Wie stehen die Chancen wirklich?

Die Realität dieser Nacht?

Ich habe noch nie Menschen gesehen, die so anständig zueinander waren. Die Kinder aus der Nachbarschaft, normalerweise ziemlich hooliganisch, trugen Taschenlampen, um den Menschen zu ihren Häusern zu helfen. Lebensmittelgeschäfte und Bodegas verschenkten kostenloses Essen, weil es sowieso schlecht gekühlt werden würde. Nie zuvor und nie wieder in zehn Jahren habe ich Cobble Hill als eine solche Gemeinschaft gesehen.

Angst sperrt dich ein. Wir saßen auf unseren Bücken und unterhielten uns. Er saß da ​​mit großen Augen und ängstlich für eine lange wache Nacht.

Zu seinen Ehren haben wir sogar einen Satz - den Titel dieses Artikels - übernommen. Es bezieht sich auf jedes Mal, wenn jemand aufgrund von Vorurteilen das Schlimmste über eine andere Person annimmt.

Fast sieben Jahre später lachen meine Familie und ich immer noch über diesen Kerl. Zu seinen Ehren haben wir sogar einen Satz - den Titel dieses Artikels - übernommen. Es bezieht sich auf jedes Mal, wenn jemand aufgrund von Vorurteilen das Schlimmste über eine andere Person annimmt. Es bedeutet kurzsichtige, irrationale Angst vor etwas Unbekanntem.

Die andere Seite des Irrationalen

Dann ist da noch Emma. Sie ist eine Haushälterin in NYC. Ich traf sie in der Waschküche unseres Gebäudes, wo wir ein angenehmes Lächeln austauschten und hallo. Wir konnten nicht sprechen, weil sie kein Englisch kann und ich zu der Zeit kein Spanisch sprach.

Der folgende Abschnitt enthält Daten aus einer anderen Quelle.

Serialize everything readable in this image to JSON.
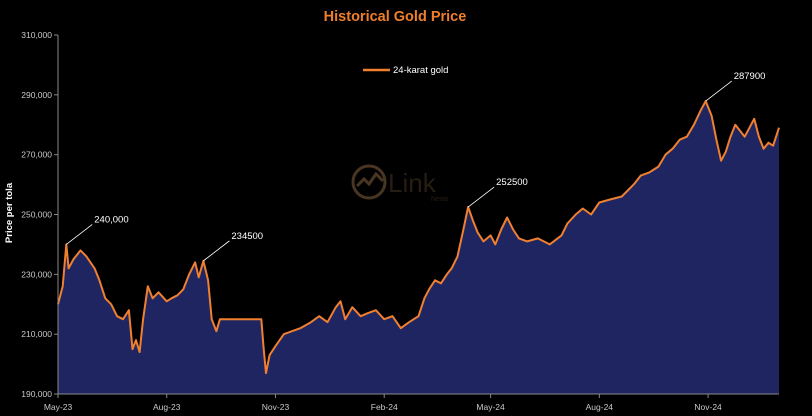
{
  "chart_data": {
    "type": "area",
    "title": "Historical Gold Price",
    "ylabel": "Price per tola",
    "xlabel": "",
    "ylim": [
      190000,
      310000
    ],
    "y_ticks": [
      190000,
      210000,
      230000,
      250000,
      270000,
      290000,
      310000
    ],
    "y_tick_labels": [
      "190,000",
      "210,000",
      "230,000",
      "250,000",
      "270,000",
      "290,000",
      "310,000"
    ],
    "x_range": [
      "2023-05-01",
      "2024-12-31"
    ],
    "x_ticks": [
      {
        "date": "2023-05-01",
        "label": "May-23"
      },
      {
        "date": "2023-08-01",
        "label": "Aug-23"
      },
      {
        "date": "2023-11-01",
        "label": "Nov-23"
      },
      {
        "date": "2024-02-01",
        "label": "Feb-24"
      },
      {
        "date": "2024-05-01",
        "label": "May-24"
      },
      {
        "date": "2024-08-01",
        "label": "Aug-24"
      },
      {
        "date": "2024-11-01",
        "label": "Nov-24"
      }
    ],
    "grid": false,
    "legend_position": "top-center",
    "series": [
      {
        "name": "24-karat gold",
        "line_color": "#f08030",
        "fill_color": "#1f2561",
        "points": [
          [
            "2023-05-01",
            220000
          ],
          [
            "2023-05-05",
            226000
          ],
          [
            "2023-05-08",
            240000
          ],
          [
            "2023-05-10",
            232000
          ],
          [
            "2023-05-14",
            235000
          ],
          [
            "2023-05-20",
            238000
          ],
          [
            "2023-05-25",
            236000
          ],
          [
            "2023-06-01",
            232000
          ],
          [
            "2023-06-05",
            228000
          ],
          [
            "2023-06-10",
            222000
          ],
          [
            "2023-06-15",
            220000
          ],
          [
            "2023-06-20",
            216000
          ],
          [
            "2023-06-25",
            215000
          ],
          [
            "2023-06-30",
            218000
          ],
          [
            "2023-07-03",
            205000
          ],
          [
            "2023-07-06",
            208000
          ],
          [
            "2023-07-09",
            204000
          ],
          [
            "2023-07-12",
            215000
          ],
          [
            "2023-07-16",
            226000
          ],
          [
            "2023-07-20",
            222000
          ],
          [
            "2023-07-25",
            224000
          ],
          [
            "2023-08-01",
            221000
          ],
          [
            "2023-08-05",
            222000
          ],
          [
            "2023-08-10",
            223000
          ],
          [
            "2023-08-15",
            225000
          ],
          [
            "2023-08-20",
            230000
          ],
          [
            "2023-08-25",
            234000
          ],
          [
            "2023-08-28",
            229000
          ],
          [
            "2023-09-01",
            234500
          ],
          [
            "2023-09-05",
            228000
          ],
          [
            "2023-09-08",
            215000
          ],
          [
            "2023-09-12",
            211000
          ],
          [
            "2023-09-15",
            215000
          ],
          [
            "2023-09-20",
            215000
          ],
          [
            "2023-10-01",
            215000
          ],
          [
            "2023-10-10",
            215000
          ],
          [
            "2023-10-20",
            215000
          ],
          [
            "2023-10-22",
            205000
          ],
          [
            "2023-10-24",
            197000
          ],
          [
            "2023-10-27",
            203000
          ],
          [
            "2023-11-01",
            206000
          ],
          [
            "2023-11-08",
            210000
          ],
          [
            "2023-11-15",
            211000
          ],
          [
            "2023-11-22",
            212000
          ],
          [
            "2023-12-01",
            214000
          ],
          [
            "2023-12-08",
            216000
          ],
          [
            "2023-12-15",
            214000
          ],
          [
            "2023-12-22",
            219000
          ],
          [
            "2023-12-26",
            221000
          ],
          [
            "2023-12-30",
            215000
          ],
          [
            "2024-01-05",
            219000
          ],
          [
            "2024-01-12",
            216000
          ],
          [
            "2024-01-18",
            217000
          ],
          [
            "2024-01-25",
            218000
          ],
          [
            "2024-02-01",
            215000
          ],
          [
            "2024-02-08",
            216000
          ],
          [
            "2024-02-15",
            212000
          ],
          [
            "2024-02-22",
            214000
          ],
          [
            "2024-03-01",
            216000
          ],
          [
            "2024-03-06",
            222000
          ],
          [
            "2024-03-10",
            225000
          ],
          [
            "2024-03-15",
            228000
          ],
          [
            "2024-03-20",
            227000
          ],
          [
            "2024-03-25",
            230000
          ],
          [
            "2024-03-29",
            232000
          ],
          [
            "2024-04-03",
            236000
          ],
          [
            "2024-04-08",
            245000
          ],
          [
            "2024-04-12",
            252500
          ],
          [
            "2024-04-16",
            248000
          ],
          [
            "2024-04-20",
            244000
          ],
          [
            "2024-04-25",
            241000
          ],
          [
            "2024-05-01",
            243000
          ],
          [
            "2024-05-05",
            240000
          ],
          [
            "2024-05-10",
            245000
          ],
          [
            "2024-05-15",
            249000
          ],
          [
            "2024-05-20",
            245000
          ],
          [
            "2024-05-25",
            242000
          ],
          [
            "2024-06-01",
            241000
          ],
          [
            "2024-06-10",
            242000
          ],
          [
            "2024-06-20",
            240000
          ],
          [
            "2024-06-30",
            243000
          ],
          [
            "2024-07-05",
            247000
          ],
          [
            "2024-07-12",
            250000
          ],
          [
            "2024-07-18",
            252000
          ],
          [
            "2024-07-25",
            250000
          ],
          [
            "2024-08-01",
            254000
          ],
          [
            "2024-08-10",
            255000
          ],
          [
            "2024-08-20",
            256000
          ],
          [
            "2024-08-30",
            260000
          ],
          [
            "2024-09-05",
            263000
          ],
          [
            "2024-09-12",
            264000
          ],
          [
            "2024-09-20",
            266000
          ],
          [
            "2024-09-26",
            270000
          ],
          [
            "2024-10-02",
            272000
          ],
          [
            "2024-10-08",
            275000
          ],
          [
            "2024-10-14",
            276000
          ],
          [
            "2024-10-20",
            280000
          ],
          [
            "2024-10-26",
            285000
          ],
          [
            "2024-10-30",
            287900
          ],
          [
            "2024-11-04",
            283000
          ],
          [
            "2024-11-08",
            275000
          ],
          [
            "2024-11-12",
            268000
          ],
          [
            "2024-11-16",
            271000
          ],
          [
            "2024-11-20",
            276000
          ],
          [
            "2024-11-24",
            280000
          ],
          [
            "2024-11-28",
            278000
          ],
          [
            "2024-12-02",
            276000
          ],
          [
            "2024-12-06",
            279000
          ],
          [
            "2024-12-10",
            282000
          ],
          [
            "2024-12-14",
            276000
          ],
          [
            "2024-12-18",
            272000
          ],
          [
            "2024-12-22",
            274000
          ],
          [
            "2024-12-26",
            273000
          ],
          [
            "2024-12-31",
            279000
          ]
        ]
      }
    ],
    "annotations": [
      {
        "date": "2023-05-08",
        "value": 240000,
        "text": "240,000"
      },
      {
        "date": "2023-09-01",
        "value": 234500,
        "text": "234500"
      },
      {
        "date": "2024-04-12",
        "value": 252500,
        "text": "252500"
      },
      {
        "date": "2024-10-30",
        "value": 287900,
        "text": "287900"
      }
    ]
  },
  "watermark": {
    "text": "Link",
    "subtext": "News",
    "color": "#7a5a3a"
  }
}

Fünf Jahre vorwärts springen. Emma fing an, für Lila zu babysitten, und ich lernte etwas mehr über sie.

Emma ist Bolivianerin.
Sie war eine Nonne.
Sie arbeitete in einem Waisenhaus.
Sie ging, weil sie als Nonne die Kinder nicht adoptieren konnte.
Sie adoptierte zwei.

Emma ist eine der wunderbarsten, ehrlichsten anständigen Menschen, die ich in meinem Leben getroffen habe. Sie arbeitet hart und nichts ist zu schwierig, zu kompliziert oder zu viel für sie. Ich vertraue ihr meine Tochter an, was das höchste Lob ist, das ich jedem geben kann.

Wenn ich daran denke, wie ein Bolivianer ist, denke ich an Emma.

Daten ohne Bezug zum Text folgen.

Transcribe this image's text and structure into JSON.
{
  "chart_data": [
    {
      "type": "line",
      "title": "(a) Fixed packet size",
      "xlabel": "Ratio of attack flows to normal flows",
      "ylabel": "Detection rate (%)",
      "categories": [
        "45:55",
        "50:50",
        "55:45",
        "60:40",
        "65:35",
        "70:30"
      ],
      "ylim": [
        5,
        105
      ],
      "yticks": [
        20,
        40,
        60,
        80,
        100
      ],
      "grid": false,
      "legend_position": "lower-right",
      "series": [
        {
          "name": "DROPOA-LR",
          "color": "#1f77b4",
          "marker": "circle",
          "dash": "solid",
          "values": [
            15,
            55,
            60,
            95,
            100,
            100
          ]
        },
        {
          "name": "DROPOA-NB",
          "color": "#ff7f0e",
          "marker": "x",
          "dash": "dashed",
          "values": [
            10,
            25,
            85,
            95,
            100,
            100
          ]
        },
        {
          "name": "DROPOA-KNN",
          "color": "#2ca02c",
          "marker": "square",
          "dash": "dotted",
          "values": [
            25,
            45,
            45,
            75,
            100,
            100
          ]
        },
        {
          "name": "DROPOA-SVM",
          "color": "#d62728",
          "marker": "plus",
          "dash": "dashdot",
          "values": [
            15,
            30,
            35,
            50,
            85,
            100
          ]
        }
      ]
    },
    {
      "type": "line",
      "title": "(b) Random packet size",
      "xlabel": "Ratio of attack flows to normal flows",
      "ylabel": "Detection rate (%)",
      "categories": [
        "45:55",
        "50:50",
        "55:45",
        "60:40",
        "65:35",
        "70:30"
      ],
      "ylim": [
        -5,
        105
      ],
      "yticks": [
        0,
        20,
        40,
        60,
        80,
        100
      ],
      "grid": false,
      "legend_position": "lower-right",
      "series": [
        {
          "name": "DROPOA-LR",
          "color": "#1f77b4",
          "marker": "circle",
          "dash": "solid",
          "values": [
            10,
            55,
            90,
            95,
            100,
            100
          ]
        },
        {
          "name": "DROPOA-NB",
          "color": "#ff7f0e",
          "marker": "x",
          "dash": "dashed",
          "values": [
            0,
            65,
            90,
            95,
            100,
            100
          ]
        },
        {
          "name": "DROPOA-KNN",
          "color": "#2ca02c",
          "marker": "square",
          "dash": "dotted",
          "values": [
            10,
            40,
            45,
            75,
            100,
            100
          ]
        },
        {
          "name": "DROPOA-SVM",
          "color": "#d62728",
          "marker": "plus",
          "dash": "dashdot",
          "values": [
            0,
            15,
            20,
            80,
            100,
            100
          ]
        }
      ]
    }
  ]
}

Natürlich haben die Menschen hier in Argentinien am Rande Boliviens eine etwas andere Geschichte.

Wenn ich hier in Argentinien öffentliche Ämter besuche - Einwanderung zur Erneuerung unseres Visums oder Registrierung für den Aufenthalt hier - werde ich anders behandelt als viele der Wartenden - fast alle Bolivianer - im Büro. Wir werden gewarnt, aufpassen zu müssen, denn all diese Geschichten von Bolivianern, die kleine Kinder im Einkaufszentrum als Lösegeld entführen. Uns wurde gesagt, wir brauchen Aufnahmen für Hepatitis A und andere Krankheiten, weil sie aus Bolivien stammen. Bolivianer arbeiten nicht hart. Sie stehlen.

Sitzen auf der Veranda und machen Heilige.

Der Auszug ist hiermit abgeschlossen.